National Oceanic and
Atmospheric Administration
United States Department of Commerce


 

FY 1998

Variability of ΔpCO2 in the subarctic north Pacific. A comparison of results from four expeditions

Murphy, P.P., D.E. Harrison, R.A. Feely, T. Takahashi, R.F. Weiss, and R.H. Gammon

Tellus, 50B(2), 185–204, doi: 10.1034/j.1600-0889.1998.t01-1-00006.x (1998)
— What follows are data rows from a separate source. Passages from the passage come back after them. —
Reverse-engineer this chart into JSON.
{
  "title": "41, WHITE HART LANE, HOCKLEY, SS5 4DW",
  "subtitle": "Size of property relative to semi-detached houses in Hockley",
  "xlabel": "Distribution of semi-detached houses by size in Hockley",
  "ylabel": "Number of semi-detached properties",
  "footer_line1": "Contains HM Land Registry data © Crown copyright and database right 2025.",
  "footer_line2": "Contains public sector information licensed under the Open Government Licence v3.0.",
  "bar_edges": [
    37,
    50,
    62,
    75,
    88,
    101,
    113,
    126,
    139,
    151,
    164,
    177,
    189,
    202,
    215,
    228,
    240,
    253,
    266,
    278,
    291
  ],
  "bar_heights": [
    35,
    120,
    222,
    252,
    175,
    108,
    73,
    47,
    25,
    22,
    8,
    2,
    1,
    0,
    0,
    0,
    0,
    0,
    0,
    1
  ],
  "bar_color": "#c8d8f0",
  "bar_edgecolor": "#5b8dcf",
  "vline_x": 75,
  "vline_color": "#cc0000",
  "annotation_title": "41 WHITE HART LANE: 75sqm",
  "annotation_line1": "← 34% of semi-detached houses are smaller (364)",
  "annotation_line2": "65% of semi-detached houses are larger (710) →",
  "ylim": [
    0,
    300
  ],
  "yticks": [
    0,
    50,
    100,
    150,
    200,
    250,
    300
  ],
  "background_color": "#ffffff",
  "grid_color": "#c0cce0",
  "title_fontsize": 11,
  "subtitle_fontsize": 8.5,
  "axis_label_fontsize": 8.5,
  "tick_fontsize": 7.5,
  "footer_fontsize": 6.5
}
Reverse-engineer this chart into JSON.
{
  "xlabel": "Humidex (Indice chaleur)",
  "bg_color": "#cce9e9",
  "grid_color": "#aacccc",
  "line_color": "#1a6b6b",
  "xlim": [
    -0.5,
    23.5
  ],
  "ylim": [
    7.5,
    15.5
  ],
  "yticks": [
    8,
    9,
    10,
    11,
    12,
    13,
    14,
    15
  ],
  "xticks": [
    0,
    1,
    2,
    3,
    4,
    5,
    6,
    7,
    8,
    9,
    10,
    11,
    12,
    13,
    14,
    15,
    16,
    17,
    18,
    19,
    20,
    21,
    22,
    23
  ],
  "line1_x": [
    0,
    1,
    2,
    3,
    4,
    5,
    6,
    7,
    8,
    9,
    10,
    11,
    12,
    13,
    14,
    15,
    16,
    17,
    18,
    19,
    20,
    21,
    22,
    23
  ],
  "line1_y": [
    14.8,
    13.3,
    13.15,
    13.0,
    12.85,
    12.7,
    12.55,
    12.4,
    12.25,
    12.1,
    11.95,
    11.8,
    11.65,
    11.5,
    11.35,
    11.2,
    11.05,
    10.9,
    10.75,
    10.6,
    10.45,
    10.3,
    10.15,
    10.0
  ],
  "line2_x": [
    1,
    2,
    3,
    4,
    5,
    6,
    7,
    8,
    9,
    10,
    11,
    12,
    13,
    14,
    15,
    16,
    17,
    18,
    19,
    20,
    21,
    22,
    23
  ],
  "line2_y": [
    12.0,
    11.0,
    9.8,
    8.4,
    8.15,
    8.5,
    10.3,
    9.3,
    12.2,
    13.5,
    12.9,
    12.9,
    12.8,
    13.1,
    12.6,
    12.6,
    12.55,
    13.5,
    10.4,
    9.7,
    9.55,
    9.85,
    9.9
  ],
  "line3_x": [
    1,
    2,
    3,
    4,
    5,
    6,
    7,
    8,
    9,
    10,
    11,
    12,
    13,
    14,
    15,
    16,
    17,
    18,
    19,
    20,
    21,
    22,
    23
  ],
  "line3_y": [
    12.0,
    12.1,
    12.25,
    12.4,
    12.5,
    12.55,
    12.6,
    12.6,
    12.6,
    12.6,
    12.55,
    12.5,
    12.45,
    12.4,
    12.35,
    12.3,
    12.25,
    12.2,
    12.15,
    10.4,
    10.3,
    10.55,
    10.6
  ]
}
Time-space variability of surface seawater pCO2 is examined over the region (150°W-180°, 46°N-50°N) of the subarctic North Pacific where large meridional gradients of temperature and nutrient concentrations exist. The data were collected during four trans-Pacific expeditions in three different years (1985-1987), but within the same 30-day period of the year (August-September). Systematic measurement differences between the four data sets are estimated as <10 µatm. The inter-expedition comparison suggests that surface seawater pCO2 in the study area is quite variable, with mean differences of up to 25 µatm and local differences up to 60 µatm. Spatial and interannual variability of surface seawater pCO2 were found to contribute significant uncertainty to estimates of the mean ΔpCO2 for the study area. Fluxes were calculated using ΔpCO2 values from the four expeditions combined with gas exchange coefficients calculated from four different wind fields giving a range of -0.94 to +4.1 mmol CO2 m–2 d–1. The range of fluxes from the study area is scaled to a larger area of the North Pacific to address how this variability can translate into uncertainties in basin-wide carbon air-sea exchange fluxes.